The collaboration between Iran and the US

In the eyes of the USA, Iran is a dangerous place, filled with terrorists, and a home to Al Qaida. On the other hand, Iran views the USA as Satanic. Generally, and for good reason, Iran and the USA aren’t perceived as friends – but now they are collaborating in an unexpected way.

On 16th July 2011 Iran’s army attacked Iraq’s Kurdistan. These attacks are still going on. The reason given for these attacks is that Iran claims that a Kurdish political party (PJAK) holds its headquarters there. But suffocating PJAK isn’t the only reason why Iran is attacking Iraq’s Kurdistan – it’s also secretly hoping for the abolition of Kurdish autonomy. According to UN rules, the USA, as a conqueror, must defend the Iraqi border. But the USA remains silent and takes no action against these Iranian attacks. In addition to this, the USA is in tight collaboration with Turkey by giving them the exact whereabouts of Kurdish guerilla fighters, first filming them with their newest technological equipment. Turkey then hands this information forward to the Iranian army. Thus, in an indirect manner, Iran and the USA are collaborating, joining their forces against the Kurds. The last reason for the attacks is Iran’s will to take hold of the Qandil mountains, which is the base of the Kurdish guerilla fighters. If Iran gets hold of the Qandil mountains, it will inevitably transform them into an Al Qaida base. So far 200 people have died in these attacks by the government, and more than 1,000 families have been forced to leave their home in the countryside and flee. The Qandil mountains are located between the borders of Iran, Iraq and Turkey. In this war, Iran’s victory means Al Qaida’s victory.

As superpowers, the EU and the USA have a duty to interfere in the continuous violations of human rights and the ethnocide that’s going on against the Kurds in the region of Iran, Syria and Turkey.  Interfering will also bring benefits to the EU and the USA because, if the political situation in the Middle-East is stabilized, fewer immigrants, notably Kurds, will flee to the West.
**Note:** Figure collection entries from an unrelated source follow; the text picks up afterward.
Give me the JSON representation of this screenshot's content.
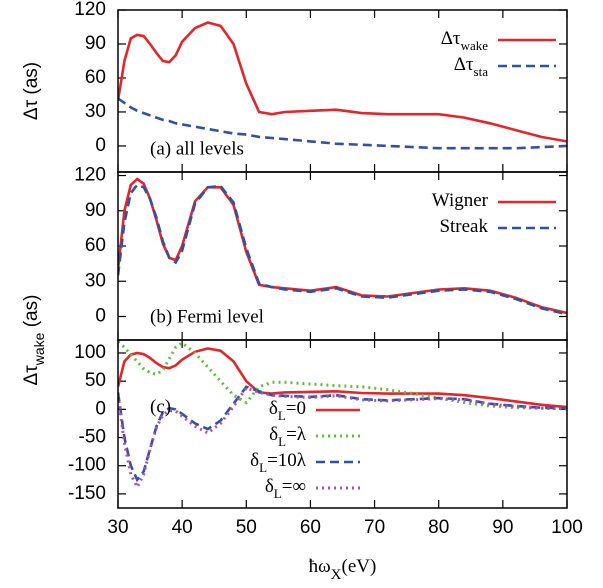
{
  "chart_data": [
    {
      "type": "line",
      "ylabel": "Δτ (as)",
      "annotation": "(a) all levels",
      "legend": "upper right",
      "xlim": [
        30,
        100
      ],
      "xticks": [
        30,
        40,
        50,
        60,
        70,
        80,
        90,
        100
      ],
      "ylim": [
        -23,
        120
      ],
      "yticks": [
        0,
        30,
        60,
        90,
        120
      ],
      "x": [
        30,
        31,
        32,
        33,
        34,
        35,
        36,
        37,
        38,
        39,
        40,
        42,
        44,
        46,
        48,
        50,
        52,
        54,
        56,
        60,
        64,
        68,
        72,
        76,
        80,
        84,
        88,
        92,
        96,
        100
      ],
      "series": [
        {
          "name": "Δτ",
          "name_sub": "wake",
          "color": "#e3262a",
          "dash": "solid",
          "values": [
            40,
            75,
            95,
            98,
            97,
            90,
            82,
            75,
            74,
            80,
            92,
            104,
            109,
            106,
            90,
            55,
            30,
            28,
            30,
            31,
            32,
            29,
            28,
            28,
            28,
            25,
            20,
            14,
            8,
            4
          ]
        },
        {
          "name": "Δτ",
          "name_sub": "sta",
          "color": "#2f52a4",
          "dash": "dashed",
          "values": [
            42,
            38,
            34,
            31,
            29,
            27,
            25,
            23,
            22,
            20,
            19,
            17,
            15,
            13,
            11,
            10,
            8,
            7,
            6,
            4,
            2,
            1,
            0,
            -1,
            -2,
            -2,
            -2,
            -2,
            -1,
            0
          ]
        }
      ]
    },
    {
      "type": "line",
      "ylabel": "Δτ",
      "ylabel_sub": "wake",
      "ylabel_post": " (as)",
      "annotation": "(b) Fermi level",
      "legend": "upper right",
      "xlim": [
        30,
        100
      ],
      "xticks": [
        30,
        40,
        50,
        60,
        70,
        80,
        90,
        100
      ],
      "ylim": [
        -20,
        123
      ],
      "yticks": [
        0,
        30,
        60,
        90,
        120
      ],
      "x": [
        30,
        31,
        32,
        33,
        34,
        35,
        36,
        37,
        38,
        39,
        40,
        42,
        44,
        46,
        48,
        50,
        52,
        54,
        56,
        60,
        64,
        68,
        72,
        76,
        80,
        84,
        88,
        92,
        96,
        100
      ],
      "series": [
        {
          "name": "Wigner",
          "color": "#e3262a",
          "dash": "solid",
          "values": [
            40,
            90,
            112,
            117,
            113,
            100,
            82,
            62,
            50,
            48,
            60,
            98,
            110,
            110,
            95,
            55,
            27,
            25,
            24,
            22,
            25,
            18,
            17,
            20,
            23,
            24,
            22,
            16,
            8,
            3
          ]
        },
        {
          "name": "Streak",
          "color": "#2f52a4",
          "dash": "dashed",
          "values": [
            35,
            80,
            105,
            112,
            110,
            100,
            84,
            64,
            50,
            46,
            56,
            96,
            110,
            111,
            97,
            58,
            28,
            25,
            23,
            21,
            24,
            17,
            16,
            19,
            22,
            23,
            21,
            15,
            7,
            2
          ]
        }
      ]
    },
    {
      "type": "line",
      "annotation": "(c)",
      "legend": "lower center",
      "xlabel": "ħω",
      "xlabel_sub": "X",
      "xlabel_post": "(eV)",
      "xlim": [
        30,
        100
      ],
      "xticks": [
        30,
        40,
        50,
        60,
        70,
        80,
        90,
        100
      ],
      "ylim": [
        -175,
        123
      ],
      "yticks": [
        -150,
        -100,
        -50,
        0,
        50,
        100
      ],
      "x": [
        30,
        31,
        32,
        33,
        34,
        35,
        36,
        37,
        38,
        39,
        40,
        42,
        44,
        46,
        48,
        50,
        52,
        54,
        56,
        60,
        64,
        68,
        72,
        76,
        80,
        84,
        88,
        92,
        96,
        100
      ],
      "series": [
        {
          "name": "δ",
          "name_sub": "L",
          "name_post": "=0",
          "color": "#e3262a",
          "dash": "solid",
          "values": [
            40,
            85,
            97,
            100,
            98,
            91,
            82,
            75,
            73,
            78,
            88,
            102,
            108,
            104,
            85,
            50,
            30,
            28,
            30,
            31,
            32,
            29,
            28,
            28,
            28,
            25,
            20,
            14,
            8,
            4
          ]
        },
        {
          "name": "δ",
          "name_sub": "L",
          "name_post": "=λ",
          "color": "#5cbf3a",
          "dash": "dotted",
          "values": [
            120,
            110,
            97,
            85,
            72,
            65,
            62,
            70,
            90,
            110,
            118,
            100,
            75,
            50,
            25,
            12,
            40,
            48,
            48,
            45,
            42,
            40,
            35,
            28,
            20,
            12,
            6,
            3,
            2,
            1
          ]
        },
        {
          "name": "δ",
          "name_sub": "L",
          "name_post": "=10λ",
          "color": "#2f52a4",
          "dash": "dashed",
          "values": [
            30,
            -50,
            -100,
            -125,
            -110,
            -70,
            -30,
            -5,
            2,
            0,
            -8,
            -25,
            -35,
            -20,
            10,
            40,
            32,
            25,
            24,
            22,
            25,
            18,
            16,
            18,
            20,
            18,
            10,
            6,
            3,
            2
          ]
        },
        {
          "name": "δ",
          "name_sub": "L",
          "name_post": "=∞",
          "color": "#b04db3",
          "dash": "dotted",
          "values": [
            25,
            -60,
            -115,
            -138,
            -115,
            -70,
            -32,
            -10,
            -2,
            -3,
            -12,
            -30,
            -42,
            -25,
            5,
            38,
            30,
            25,
            23,
            21,
            24,
            17,
            15,
            17,
            19,
            17,
            9,
            5,
            2,
            1
          ]
        }
      ]
    }
  ]
}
The solving of the Kurdish question can be used to bring peace to the whole region.

Activists everywhere in the world are fighting to stop animals from becoming extinct, and everyone is touched by the struggling pandas. It would be nice if the same energy and effort was put to solving the Kurdish question, so that the aboriginal people of the Mesopotamia – the cradle of the world – will not become extinct as well.

 Mohammed Salehzadeh is a researcher and expert on the politics of  North-Africa and the Middle-East. He is based in Helsinki, Finland.